Employment Law News
In April 2020, companies with 250 or more employees must publish their gender pay gap information for the third time under the Equality Act (Gender Pay Information) Regulations 2017. Whilst gender pay reporting turned the spotlight on the issue of pay inequality, we remain a long way off achieving the ambition of those regulations of closing the gender pay gap within a decade. Indeed, the Fawcett Society predicts that it will take 60 years to close the gap at the current rate of decline. What’s more, there is serious doubt about the reliability of the gender pay information published by companies to date, which calls into question even this depressing prediction. To combat this, it is essential that the Government provides strict guidelines to companies about gender pay reporting and swiftly, before the April 2020 deadline.

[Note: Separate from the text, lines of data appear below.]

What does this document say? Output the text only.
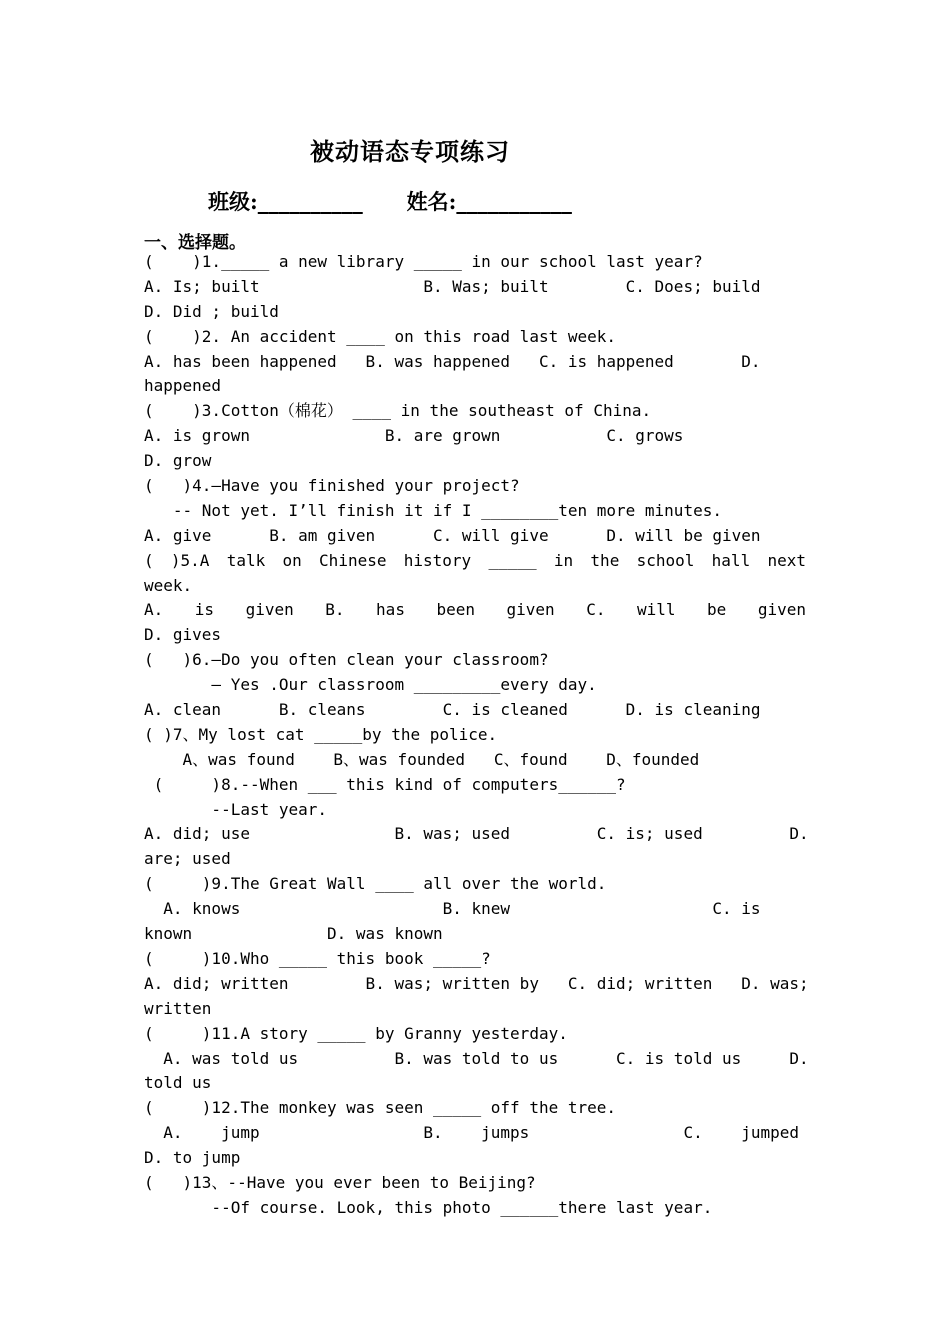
被动语态专项练习
班级:__________      姓名:___________
一、选择题。
(    )1._____ a new library _____ in our school last year?
A. Is; built                 B. Was; built        C. Does; build
D. Did ; build
(    )2. An accident ____ on this road last week.
A. has been happened   B. was happened   C. is happened       D.
happened
(    )3.Cotton（棉花） ____ in the southeast of China.
A. is grown              B. are grown           C. grows
D. grow
(   )4.—Have you finished your project?
-- Not yet. I’ll finish it if I ________ten more minutes.
A. give      B. am given      C. will give      D. will be given
( )5.A talk on Chinese history _____ in the school hall next
week.
A. is given B. has been given C. will be given
D. gives
(   )6.–Do you often clean your classroom?
– Yes .Our classroom _________every day.
A. clean      B. cleans        C. is cleaned      D. is cleaning
( )7、My lost cat _____by the police.
A、was found    B、was founded   C、found    D、founded
(     )8.--When ___ this kind of computers______?
--Last year.
A. did; use               B. was; used         C. is; used         D.
are; used
(     )9.The Great Wall ____ all over the world.
A. knows                     B. knew                     C. is
known              D. was known
(     )10.Who _____ this book _____?
A. did; written        B. was; written by   C. did; written   D. was;
written
(     )11.A story _____ by Granny yesterday.
A. was told us          B. was told to us      C. is told us     D.
told us
(     )12.The monkey was seen _____ off the tree.
A.    jump                 B.    jumps                C.    jumped
D. to jump
(   )13、--Have you ever been to Beijing?
--Of course. Look, this photo ______there last year.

There are three key issues which better guidance would address.
The first, is that employers struggle with how to navigate the pay reporting process and regularly make mistakes. After the first year of publication, the BEIS Select Committee on Gender Pay Gap Reporting published a report stating that employers had published “highly improbable, inaccurate or questionable” data with mathematically impossible figures. We can only hope that this has improved over time.
Second, existing guidance (which is non-statutory and non-exhaustive) is ambiguous meaning business must make judgement calls on their own data. As a result, it is common for companies to ‘cut’ their data to avoid a large gap, for their own PR purposes. This might include, for example, excluding overseas employees, or bonuses/allowances, or by hiding behind corporate structures (because, for example, LLP members are excluded from the data). The regulations, and the guidance, allow for all of this. Lack of consistency applied from company to company clearly undermines the transparency of information. Lack of clear guidance from the Government enables companies to behave in this unscrupulous way for their own purposes.
Third, publication of isolated figures, without any explanatory narrative and plan of action to close the gap is not helpful. The Government chose not to mandate a requirement to do so, hoping instead that transparency would be enough of a driver. It is clearly not. If companies are required to commit to paper an explanation of their own pay gap, and most importantly an action plan as to how they will address it, this will drive the necessary change.
The gender pay gap is a global issue, and one which is not going away as the profile of gender pay disputes continues to rise. The UK Government took a positive step in 2017 requiring gender pay reporting, but its duty does not stop there. Further action is needed to ensure that companies provide accurate and transparent data to enable those fighting the cause to get to the root of the problem, and resolve it.
Polly Rodway is a partner specialising in sex discrimination, harassment, pregnancy and maternity discrimination, and senior executive equal pay.